The question startled him.

What else can you do? he asked himself. You don’t allow lepers to roam the streets, do you?

No. But you don’t kill them either, he reasoned. And even though no cure is known, you nonetheless keep searching for a cure.

Come on, he told himself. You’re not a psychologist, and you’re not a sociologist. You’re a lawyer. You’re concerned with the legal aspects of crime. You’re concerned with punishing the guilty.

The guilty, he thought.

He sighed and looked at his watch. Five minutes had gone by. He lighted another cigarette. He was flicking away the match when a young sailor came out of the building, squaring his white hat.

“Nice day, huh?” the sailor said.

“Lovely,” Hank answered, and he thought he could now safely assume that Louisa Ortega was free to talk to him.

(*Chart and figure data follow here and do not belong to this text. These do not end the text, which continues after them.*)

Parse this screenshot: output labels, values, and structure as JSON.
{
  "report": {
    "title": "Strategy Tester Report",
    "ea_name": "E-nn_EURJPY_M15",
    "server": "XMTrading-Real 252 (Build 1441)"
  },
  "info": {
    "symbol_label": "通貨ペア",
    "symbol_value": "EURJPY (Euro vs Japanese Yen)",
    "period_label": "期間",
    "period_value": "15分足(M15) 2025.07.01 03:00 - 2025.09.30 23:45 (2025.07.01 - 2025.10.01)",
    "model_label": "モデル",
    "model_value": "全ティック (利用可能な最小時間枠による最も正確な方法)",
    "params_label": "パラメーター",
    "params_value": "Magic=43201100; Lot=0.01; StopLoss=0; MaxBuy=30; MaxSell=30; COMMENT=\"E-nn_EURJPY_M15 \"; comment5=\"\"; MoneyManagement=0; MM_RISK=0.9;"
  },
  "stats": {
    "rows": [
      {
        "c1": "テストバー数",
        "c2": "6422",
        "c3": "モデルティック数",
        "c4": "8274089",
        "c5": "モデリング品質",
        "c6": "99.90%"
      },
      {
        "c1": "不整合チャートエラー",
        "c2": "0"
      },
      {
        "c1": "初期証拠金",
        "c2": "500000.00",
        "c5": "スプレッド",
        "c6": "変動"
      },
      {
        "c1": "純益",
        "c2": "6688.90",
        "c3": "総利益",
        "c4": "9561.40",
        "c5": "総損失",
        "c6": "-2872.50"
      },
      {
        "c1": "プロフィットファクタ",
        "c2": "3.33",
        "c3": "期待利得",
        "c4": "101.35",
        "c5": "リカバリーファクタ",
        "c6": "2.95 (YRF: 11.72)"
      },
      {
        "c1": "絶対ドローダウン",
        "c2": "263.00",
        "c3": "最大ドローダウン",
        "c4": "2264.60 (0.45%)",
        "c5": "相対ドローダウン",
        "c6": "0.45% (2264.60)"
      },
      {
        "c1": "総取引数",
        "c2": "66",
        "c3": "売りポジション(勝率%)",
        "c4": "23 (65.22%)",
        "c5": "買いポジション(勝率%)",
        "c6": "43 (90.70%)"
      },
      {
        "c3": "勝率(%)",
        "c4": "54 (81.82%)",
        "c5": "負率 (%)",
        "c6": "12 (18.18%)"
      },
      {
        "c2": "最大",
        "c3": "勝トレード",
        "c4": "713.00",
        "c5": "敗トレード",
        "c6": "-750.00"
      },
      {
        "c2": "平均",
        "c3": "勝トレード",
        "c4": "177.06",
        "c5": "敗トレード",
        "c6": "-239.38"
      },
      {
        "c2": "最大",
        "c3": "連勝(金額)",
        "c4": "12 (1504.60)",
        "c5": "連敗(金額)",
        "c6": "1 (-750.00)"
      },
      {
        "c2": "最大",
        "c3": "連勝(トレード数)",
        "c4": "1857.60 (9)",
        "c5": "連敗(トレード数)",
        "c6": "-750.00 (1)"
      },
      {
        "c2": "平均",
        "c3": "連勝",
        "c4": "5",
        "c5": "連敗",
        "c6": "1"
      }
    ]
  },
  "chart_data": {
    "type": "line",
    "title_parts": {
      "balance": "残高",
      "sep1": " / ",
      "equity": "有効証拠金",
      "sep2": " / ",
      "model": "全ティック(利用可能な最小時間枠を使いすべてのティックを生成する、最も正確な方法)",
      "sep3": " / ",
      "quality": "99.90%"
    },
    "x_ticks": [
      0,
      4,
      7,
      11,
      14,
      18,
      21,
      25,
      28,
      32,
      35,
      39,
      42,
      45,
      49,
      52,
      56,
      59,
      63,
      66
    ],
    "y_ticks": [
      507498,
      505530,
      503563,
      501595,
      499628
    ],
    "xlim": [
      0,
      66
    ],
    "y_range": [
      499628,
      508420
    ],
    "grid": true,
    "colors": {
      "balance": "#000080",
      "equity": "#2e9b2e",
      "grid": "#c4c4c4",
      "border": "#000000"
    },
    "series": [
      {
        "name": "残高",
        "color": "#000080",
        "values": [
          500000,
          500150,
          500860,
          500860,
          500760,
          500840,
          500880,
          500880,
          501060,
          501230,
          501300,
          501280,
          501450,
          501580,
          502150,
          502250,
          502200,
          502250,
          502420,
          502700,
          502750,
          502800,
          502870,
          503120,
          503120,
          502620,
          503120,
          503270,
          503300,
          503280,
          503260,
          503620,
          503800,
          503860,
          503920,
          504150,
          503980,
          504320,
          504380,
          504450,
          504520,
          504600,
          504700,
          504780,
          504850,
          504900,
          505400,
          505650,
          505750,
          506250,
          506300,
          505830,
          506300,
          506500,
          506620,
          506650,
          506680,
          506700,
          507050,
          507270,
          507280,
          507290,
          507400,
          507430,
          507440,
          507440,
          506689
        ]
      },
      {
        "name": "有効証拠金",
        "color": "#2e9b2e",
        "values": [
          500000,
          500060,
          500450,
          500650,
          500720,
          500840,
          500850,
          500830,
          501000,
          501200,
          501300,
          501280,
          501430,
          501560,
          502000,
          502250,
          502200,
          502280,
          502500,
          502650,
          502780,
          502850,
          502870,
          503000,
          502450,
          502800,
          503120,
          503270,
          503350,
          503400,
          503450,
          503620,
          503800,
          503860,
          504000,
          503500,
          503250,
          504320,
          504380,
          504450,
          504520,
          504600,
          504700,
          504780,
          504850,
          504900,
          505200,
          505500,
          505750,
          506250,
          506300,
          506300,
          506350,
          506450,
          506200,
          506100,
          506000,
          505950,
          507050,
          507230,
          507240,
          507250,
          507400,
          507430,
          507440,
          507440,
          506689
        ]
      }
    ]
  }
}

“Man, I’m hungry,” the sailor said. “I ain’t had breakfast yet. Any good places to eat around here?”

Hank shrugged. “You can try a Hundred Twenty-fifth Street,” he said.

“Thanks. Which way is that?”

“Uptown. That way.” Hank pointed.

“Thanks a lot, Mac,” the sailor said. He paused on the stoop. “You, uh, going up there?”

“Yes,” Hank said.

The sailor winked. “You better have breakfast first. You’re gonna need all the strength you got.”

“I’ve already had breakfast,” Hank said, smiling.

“Okay,” the sailor said. “Well, I be seeing you. Stay out of jail.” And he walked off toward Park Avenue.

Hank put out his cigarette and went upstairs again. This time Louisa opened the door for him. She was wearing a flowered pink wrapper belted at the waist. Her long black hair hung over her shoulders. She wore no make-up and no shoes. Her face was thin, but her body was well curved, and she smiled somewhat embarrassedly and said, “Come een,” and Hank entered the apartment.

“I’m sorry I keep you waitin’,” the girl said. She closed the door behind him.

“That’s quite all right,” Hank said.

“Si’ down,” Louisa said.

He looked around the room. A rumpled, unmade bed was against one wall. A rickety wooden table and two wooden chairs rested against the opposite wall alongside an old gas refrigerator and a sink.

“The bed is mos’ comfortable,” she said. “Si’ there.”

He went to the bed and sat on the edge of it. The girl sat at the other end, pulling her legs up under her.

“I’m tired,” she said. “I di’n get to sleep all night. He was bodder me every fi’ minutes.” She paused. With complete frankness, she said, “I’m a hooker, you know.”

“I assumed.”

“Sí.” She shrugged. “Iss nothin’ wrong with hookin’. I radder sell my body than sell dope or somethin’. Verdad?

“How old are you, Louisa?” Hank asked.

“Nineteen,” she said.

“Do you live with your parents?”

“I got no parents. I come here from dee islan’ to stay with my aunt. Then I move out. I like it better to be free, entiende?

“Yes, I understand.”

“Iss nothin’ wrong with hookin’,” Louisa said again.